Gross domestic product per capita according to purchasing power standard last year amounted to 48% of the EU average, Statistics Administration Monstat released.

The data is result of the joint research carried out by statistical institutes of the EU Member States and candidates and potential membership candidates.

Purchasing power standard (PPS) is a unit for which the same amount of goods and service is bought in every state. As representatives of Monstat said, this indicator is used for special comparison of the GDP amount and economic well-being of a state.

“According to the methodology of the research, amount of GDP per capita expressed in PPS units is mostly influenced by GDP amount calculated by expenditure method, level of consumer prices and population.

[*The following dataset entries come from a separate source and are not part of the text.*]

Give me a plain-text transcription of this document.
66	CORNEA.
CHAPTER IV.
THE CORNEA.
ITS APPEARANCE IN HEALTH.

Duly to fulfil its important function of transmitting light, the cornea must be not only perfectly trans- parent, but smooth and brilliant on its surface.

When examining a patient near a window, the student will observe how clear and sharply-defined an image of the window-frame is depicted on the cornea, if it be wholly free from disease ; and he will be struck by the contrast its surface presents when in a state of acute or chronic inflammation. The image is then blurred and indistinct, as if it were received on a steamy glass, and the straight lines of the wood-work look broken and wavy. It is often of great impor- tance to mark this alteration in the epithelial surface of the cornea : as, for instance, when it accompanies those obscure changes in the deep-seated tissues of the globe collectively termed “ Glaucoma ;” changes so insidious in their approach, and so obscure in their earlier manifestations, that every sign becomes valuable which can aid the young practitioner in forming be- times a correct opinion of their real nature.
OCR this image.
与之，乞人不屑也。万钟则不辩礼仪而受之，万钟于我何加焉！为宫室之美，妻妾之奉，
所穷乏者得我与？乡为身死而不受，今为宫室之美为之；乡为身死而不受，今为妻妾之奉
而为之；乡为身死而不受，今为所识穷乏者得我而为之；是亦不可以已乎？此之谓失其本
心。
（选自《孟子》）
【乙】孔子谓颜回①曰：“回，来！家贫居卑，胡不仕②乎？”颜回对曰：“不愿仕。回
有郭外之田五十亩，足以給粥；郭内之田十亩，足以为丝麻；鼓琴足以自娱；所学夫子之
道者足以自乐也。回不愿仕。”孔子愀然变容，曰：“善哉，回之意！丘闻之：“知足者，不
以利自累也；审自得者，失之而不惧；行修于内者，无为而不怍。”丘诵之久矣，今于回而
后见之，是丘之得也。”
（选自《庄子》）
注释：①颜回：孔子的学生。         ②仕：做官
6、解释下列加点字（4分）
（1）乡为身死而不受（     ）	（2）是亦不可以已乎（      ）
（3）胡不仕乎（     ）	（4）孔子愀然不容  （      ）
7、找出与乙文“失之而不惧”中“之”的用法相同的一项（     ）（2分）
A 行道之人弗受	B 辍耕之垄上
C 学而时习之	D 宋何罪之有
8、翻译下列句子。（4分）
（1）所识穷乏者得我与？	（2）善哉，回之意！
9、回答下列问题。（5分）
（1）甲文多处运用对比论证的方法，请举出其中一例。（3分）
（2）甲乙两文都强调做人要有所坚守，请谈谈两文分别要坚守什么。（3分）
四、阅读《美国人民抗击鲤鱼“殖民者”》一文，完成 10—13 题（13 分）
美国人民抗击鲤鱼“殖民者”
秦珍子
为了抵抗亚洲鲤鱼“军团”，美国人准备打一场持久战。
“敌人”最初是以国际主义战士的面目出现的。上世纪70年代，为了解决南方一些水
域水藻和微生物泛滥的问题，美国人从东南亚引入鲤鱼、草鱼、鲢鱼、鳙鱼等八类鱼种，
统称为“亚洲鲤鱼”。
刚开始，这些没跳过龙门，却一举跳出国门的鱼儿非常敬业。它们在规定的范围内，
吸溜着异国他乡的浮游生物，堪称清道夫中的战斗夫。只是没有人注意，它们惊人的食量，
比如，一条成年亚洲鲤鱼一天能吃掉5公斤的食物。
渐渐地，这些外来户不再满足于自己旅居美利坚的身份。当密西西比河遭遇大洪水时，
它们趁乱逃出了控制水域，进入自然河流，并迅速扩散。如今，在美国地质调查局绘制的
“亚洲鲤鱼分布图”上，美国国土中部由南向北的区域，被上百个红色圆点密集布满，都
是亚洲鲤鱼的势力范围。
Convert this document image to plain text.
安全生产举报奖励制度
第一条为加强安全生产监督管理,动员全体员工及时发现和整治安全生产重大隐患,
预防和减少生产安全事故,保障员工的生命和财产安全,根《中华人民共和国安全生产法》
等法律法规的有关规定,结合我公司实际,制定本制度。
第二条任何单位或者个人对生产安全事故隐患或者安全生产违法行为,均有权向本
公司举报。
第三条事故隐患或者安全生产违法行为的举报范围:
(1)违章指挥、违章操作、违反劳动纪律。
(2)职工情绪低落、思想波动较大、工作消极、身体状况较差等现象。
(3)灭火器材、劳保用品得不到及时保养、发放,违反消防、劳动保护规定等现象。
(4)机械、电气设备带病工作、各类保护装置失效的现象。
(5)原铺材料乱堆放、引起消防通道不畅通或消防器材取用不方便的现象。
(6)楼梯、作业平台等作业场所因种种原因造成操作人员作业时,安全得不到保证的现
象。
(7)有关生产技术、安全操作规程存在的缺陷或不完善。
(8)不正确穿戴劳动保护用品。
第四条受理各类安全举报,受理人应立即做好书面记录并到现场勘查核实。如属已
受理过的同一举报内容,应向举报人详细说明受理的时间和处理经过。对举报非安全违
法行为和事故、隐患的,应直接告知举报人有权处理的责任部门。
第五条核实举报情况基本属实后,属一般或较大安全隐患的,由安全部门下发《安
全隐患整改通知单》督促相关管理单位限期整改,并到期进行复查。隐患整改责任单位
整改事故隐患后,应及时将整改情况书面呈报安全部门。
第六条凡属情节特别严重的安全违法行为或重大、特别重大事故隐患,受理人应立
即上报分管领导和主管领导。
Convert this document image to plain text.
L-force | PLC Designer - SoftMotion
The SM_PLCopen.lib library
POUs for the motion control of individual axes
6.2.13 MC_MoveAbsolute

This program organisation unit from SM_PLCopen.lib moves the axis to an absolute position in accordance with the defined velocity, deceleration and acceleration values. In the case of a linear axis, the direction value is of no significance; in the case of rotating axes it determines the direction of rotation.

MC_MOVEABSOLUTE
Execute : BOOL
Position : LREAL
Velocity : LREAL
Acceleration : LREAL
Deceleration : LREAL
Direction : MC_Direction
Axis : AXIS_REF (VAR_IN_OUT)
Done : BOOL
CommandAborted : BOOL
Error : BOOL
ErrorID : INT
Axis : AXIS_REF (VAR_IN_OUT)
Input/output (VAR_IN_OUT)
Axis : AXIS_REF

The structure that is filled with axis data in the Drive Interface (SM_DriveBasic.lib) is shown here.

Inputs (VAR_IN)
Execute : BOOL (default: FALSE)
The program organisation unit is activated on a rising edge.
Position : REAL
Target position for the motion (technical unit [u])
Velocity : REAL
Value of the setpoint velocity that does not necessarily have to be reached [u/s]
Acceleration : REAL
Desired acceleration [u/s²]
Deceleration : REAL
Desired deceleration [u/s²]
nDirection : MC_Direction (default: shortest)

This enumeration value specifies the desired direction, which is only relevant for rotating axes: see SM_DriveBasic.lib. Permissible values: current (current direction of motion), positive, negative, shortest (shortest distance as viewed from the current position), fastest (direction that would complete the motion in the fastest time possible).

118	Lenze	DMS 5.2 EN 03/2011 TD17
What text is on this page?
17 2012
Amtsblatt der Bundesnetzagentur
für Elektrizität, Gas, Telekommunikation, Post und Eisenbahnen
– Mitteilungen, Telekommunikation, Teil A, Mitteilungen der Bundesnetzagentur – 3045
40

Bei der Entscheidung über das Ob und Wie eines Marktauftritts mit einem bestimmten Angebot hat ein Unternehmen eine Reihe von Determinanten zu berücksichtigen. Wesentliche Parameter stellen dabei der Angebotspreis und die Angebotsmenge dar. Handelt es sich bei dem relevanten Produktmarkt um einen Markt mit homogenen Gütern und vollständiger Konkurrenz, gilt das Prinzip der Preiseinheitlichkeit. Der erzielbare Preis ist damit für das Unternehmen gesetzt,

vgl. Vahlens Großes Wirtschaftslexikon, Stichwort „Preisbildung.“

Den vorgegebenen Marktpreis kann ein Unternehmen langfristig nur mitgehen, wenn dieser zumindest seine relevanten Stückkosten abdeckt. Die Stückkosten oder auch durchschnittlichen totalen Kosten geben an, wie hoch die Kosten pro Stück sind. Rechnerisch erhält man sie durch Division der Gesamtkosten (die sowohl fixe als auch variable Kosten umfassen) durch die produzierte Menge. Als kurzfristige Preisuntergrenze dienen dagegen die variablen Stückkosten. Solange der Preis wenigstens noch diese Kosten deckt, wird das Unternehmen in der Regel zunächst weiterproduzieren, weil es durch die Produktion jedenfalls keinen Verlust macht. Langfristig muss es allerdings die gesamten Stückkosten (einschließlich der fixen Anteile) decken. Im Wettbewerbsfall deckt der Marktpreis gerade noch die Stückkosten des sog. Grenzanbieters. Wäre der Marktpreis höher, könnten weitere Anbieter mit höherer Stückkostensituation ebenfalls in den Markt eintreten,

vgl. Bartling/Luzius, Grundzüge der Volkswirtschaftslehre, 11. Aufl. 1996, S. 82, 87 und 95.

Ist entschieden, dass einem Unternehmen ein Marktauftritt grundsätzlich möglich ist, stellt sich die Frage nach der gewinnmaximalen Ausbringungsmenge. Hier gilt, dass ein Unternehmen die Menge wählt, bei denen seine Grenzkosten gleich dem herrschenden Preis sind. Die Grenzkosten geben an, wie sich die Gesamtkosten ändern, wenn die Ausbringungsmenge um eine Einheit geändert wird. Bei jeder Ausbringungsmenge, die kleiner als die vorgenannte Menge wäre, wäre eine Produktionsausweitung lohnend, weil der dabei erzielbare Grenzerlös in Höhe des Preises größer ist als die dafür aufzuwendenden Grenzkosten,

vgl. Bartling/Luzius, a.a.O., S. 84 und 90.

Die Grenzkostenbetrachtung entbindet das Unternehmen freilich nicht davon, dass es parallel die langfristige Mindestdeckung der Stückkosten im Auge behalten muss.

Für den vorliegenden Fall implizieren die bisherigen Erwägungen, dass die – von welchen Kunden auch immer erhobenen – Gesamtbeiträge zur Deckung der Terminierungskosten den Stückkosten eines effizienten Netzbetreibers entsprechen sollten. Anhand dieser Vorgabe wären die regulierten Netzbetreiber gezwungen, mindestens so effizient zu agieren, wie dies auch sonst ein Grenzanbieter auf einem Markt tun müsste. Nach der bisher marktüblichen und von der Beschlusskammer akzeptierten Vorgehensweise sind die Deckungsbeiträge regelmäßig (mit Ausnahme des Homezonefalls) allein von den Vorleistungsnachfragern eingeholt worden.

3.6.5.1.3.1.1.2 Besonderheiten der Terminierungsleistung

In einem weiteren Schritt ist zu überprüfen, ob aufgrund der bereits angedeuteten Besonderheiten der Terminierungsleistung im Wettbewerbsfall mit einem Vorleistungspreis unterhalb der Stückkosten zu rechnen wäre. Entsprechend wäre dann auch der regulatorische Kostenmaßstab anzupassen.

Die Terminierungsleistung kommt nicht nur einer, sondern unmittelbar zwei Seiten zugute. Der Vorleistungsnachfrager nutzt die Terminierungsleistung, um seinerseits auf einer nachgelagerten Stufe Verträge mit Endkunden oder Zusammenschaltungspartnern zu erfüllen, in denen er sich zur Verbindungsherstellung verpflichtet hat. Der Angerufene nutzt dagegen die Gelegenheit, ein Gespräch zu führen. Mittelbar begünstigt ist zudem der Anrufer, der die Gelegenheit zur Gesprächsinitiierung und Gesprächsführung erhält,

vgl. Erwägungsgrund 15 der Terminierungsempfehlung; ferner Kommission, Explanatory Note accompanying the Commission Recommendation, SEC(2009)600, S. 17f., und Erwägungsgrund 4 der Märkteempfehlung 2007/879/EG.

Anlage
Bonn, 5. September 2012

Eurostat data indicates that among candidate countries, Montenegro has the highest GDP per inhabitant. It is followed by Serbia, North Macedonia, Albania and Bosnia and Herzegovina.

Among EU Member States, the highest GDP has been recorded in Luxembourg (261% of the European average). Bulgaria has the lowest GDP, with only 51% of the European average.

Real individual consumption per capita among Member States ranged from 56% to 134% of the EU average last year.

Final Eurostat data shows that PPS ranges from 39% to 58% of the EU average in the candidate countries and potential candidates for the EU membership. Among region countries, that indicator is the highest in Montenegro and amounts to 58%.

“Whereas GDP per capita usually shows the level of economic activity, real individual consumption per capita is an alternative indicator and describes further material well-being of every household”, explained Monstat representatives.